Kyle fühlte sich geschmeichelt. Gleich zwei Frauen stritten sich um ihn. Ich bin ein Objekt der Begierde, schmunzelte er im Geiste. Liegt bestimmt an meinen wunderschönen blauen Augen. Dumm war nur, dass ihn Frauen, egal ob jung oder alt, so überhaupt nicht interessierten. Doch das konnte ja keiner der beiden Diskutierenden erahnen.

Wobei Frau Bach schon beim ersten Aufeinandertreffen mit Kyle das Gefühl gehabt hatte, dass er anders als die anderen war. Vielleicht war das auch der Grund dafür, dass sie ihm im letzten Schuljahr dazu geraten hatte, die Klasse zu wiederholen. In ihrer Klasse würde es ihm besser gehen, das wusste sie einfach. Und nach all dem, was der junge Kyle in der Vergangenheit mitgemacht hatte, würde es ihm gut tun, in ein gesittetes Umfeld mit anständigen Schülern zu kommen. Weit weg von denen, die ihn einst in Mülltonnen gesteckt, bespuckt oder beleidigt hatten.

„Wir werden es ja sehen!“, fluchte Sabine.

„Ja, das werden wir.“ Innerlich amüsierte sie sich köstlich über das Verhalten der Aufgebrachten.     

Sabine entdeckte ihren Lehrer. „Herr Schmund!“, brüllte sie quer über den Schulhof.

Der große Lehrer mit dem gelben Oberlippenschnurrbart drehte sich um. Och, nicht die! Schnell setzte er eine freundliche Miene auf. „Sabine!“

„Kyle kommt doch in unsere Klasse oder?!“, bettelte sie schon fast.

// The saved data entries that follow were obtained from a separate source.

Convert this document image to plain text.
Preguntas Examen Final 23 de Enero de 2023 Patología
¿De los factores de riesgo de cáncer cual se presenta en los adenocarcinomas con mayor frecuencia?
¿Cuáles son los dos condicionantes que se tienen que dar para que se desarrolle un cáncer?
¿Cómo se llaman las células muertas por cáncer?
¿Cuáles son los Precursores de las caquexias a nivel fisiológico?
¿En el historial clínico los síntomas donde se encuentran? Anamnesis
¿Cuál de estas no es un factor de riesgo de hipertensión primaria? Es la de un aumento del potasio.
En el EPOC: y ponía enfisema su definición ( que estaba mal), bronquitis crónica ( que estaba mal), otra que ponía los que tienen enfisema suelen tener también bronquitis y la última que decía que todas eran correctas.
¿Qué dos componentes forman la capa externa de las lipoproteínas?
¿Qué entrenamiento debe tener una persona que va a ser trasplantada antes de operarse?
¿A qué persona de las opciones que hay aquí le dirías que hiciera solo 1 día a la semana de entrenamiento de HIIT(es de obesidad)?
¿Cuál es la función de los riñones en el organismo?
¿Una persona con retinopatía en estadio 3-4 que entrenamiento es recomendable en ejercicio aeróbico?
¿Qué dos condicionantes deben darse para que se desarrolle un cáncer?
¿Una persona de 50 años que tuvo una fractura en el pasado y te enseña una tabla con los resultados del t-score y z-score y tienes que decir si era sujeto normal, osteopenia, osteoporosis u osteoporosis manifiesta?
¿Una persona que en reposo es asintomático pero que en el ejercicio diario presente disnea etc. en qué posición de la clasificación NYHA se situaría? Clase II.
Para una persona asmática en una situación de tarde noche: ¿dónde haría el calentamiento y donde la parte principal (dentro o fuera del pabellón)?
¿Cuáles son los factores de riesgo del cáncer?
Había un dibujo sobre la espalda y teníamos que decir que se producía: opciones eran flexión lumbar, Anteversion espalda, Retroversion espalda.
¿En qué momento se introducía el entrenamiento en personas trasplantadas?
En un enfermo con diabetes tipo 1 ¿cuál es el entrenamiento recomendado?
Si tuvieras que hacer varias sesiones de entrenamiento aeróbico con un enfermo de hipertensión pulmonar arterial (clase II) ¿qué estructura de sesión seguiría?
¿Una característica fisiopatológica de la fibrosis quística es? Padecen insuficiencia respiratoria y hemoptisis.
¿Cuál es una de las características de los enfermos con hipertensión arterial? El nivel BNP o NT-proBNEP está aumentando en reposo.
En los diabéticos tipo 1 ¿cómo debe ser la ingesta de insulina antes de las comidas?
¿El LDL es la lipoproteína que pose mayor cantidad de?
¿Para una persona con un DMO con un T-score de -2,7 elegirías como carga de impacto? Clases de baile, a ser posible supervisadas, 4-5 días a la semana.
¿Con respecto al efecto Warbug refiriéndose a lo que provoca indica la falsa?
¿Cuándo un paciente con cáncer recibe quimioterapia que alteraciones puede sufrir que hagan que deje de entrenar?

Herr Schmund blickte flüchtig zu Kyle, der genervt zu sein schien, und sagte: „Das entscheidet der Rektor und nicht ich.“

„Boah, ey!“, meckerte Sabine und zog Kyle unverzüglich ins Innere der Schule, die nicht gerade groß war. Durch die gläserne Edelstahltür, links an den Toiletten vorbei und stampfend durch den Pausenraum, der lustigerweise in jeder Pause unpassierbar war. Das Ziel war angepeilt. Noch ehe sie das Lehrerzimmer erreichten, ertönte die Schulglocke.

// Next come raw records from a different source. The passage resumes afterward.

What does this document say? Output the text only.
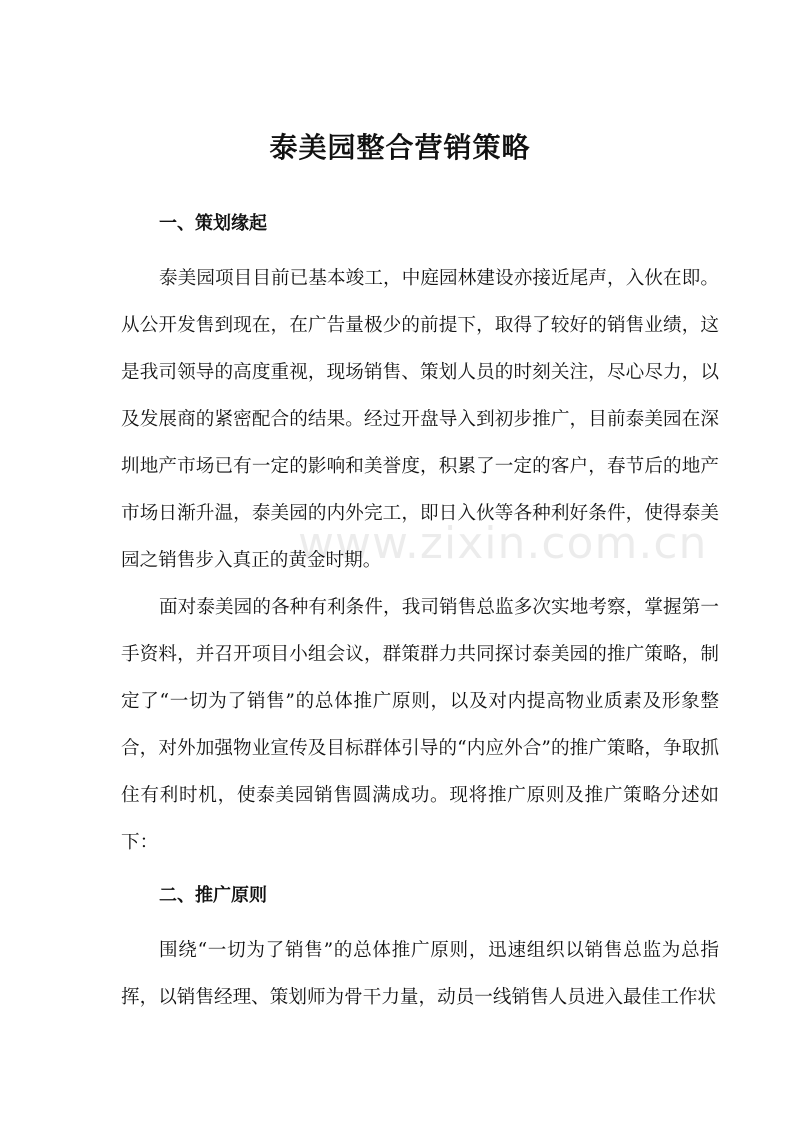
泰美园整合营销策略
一、策划缘起

泰美园项目目前已基本竣工，中庭园林建设亦接近尾声，入伙在即。从公开发售到现在，在广告量极少的前提下，取得了较好的销售业绩，这是我司领导的高度重视，现场销售、策划人员的时刻关注，尽心尽力，以及发展商的紧密配合的结果。经过开盘导入到初步推广，目前泰美园在深圳地产市场已有一定的影响和美誉度，积累了一定的客户，春节后的地产市场日渐升温，泰美园的内外完工，即日入伙等各种利好条件，使得泰美园之销售步入真正的黄金时期。

面对泰美园的各种有利条件，我司销售总监多次实地考察，掌握第一手资料，并召开项目小组会议，群策群力共同探讨泰美园的推广策略，制定了“一切为了销售”的总体推广原则，以及对内提高物业质素及形象整合，对外加强物业宣传及目标群体引导的“内应外合”的推广策略，争取抓住有利时机，使泰美园销售圆满成功。现将推广原则及推广策略分述如下：

二、推广原则

围绕“一切为了销售”的总体推广原则，迅速组织以销售总监为总指挥，以销售经理、策划师为骨干力量，动员一线销售人员进入最佳工作状

www.zixin.com.cn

„Boah, ey!“, maulte sie und ging etwas schneller weiter. Kyle folgte ihr wortlos. Und während die meisten Schüler bereits den Weg in ihre Klassen fanden, standen Sabine und Kyle vor dem Sekretariat – wartend auf den Mann mit Bart, den Rektor.

„Ist hier das Sekretariat?“, wurden sie überraschend von einer Brünetten gefragt.

Sabine musterte die Fremde mit zugekniffenen Augen. Ihre schicke Aufmachung war Sabine ein Dorn im Auge. „Bist du neu hier?“, fragte sie und rückte der Fremden auf die Pelle. 

„Ja. Ich suche das Anmeldezimmer.“

„Du stehst davor“, witzelte Sabine. „In welche Klasse kommst du denn?“, wollte sie sofort wissen.

„In die Neunte“, antwortete die Neue und betrat das Sekretariat.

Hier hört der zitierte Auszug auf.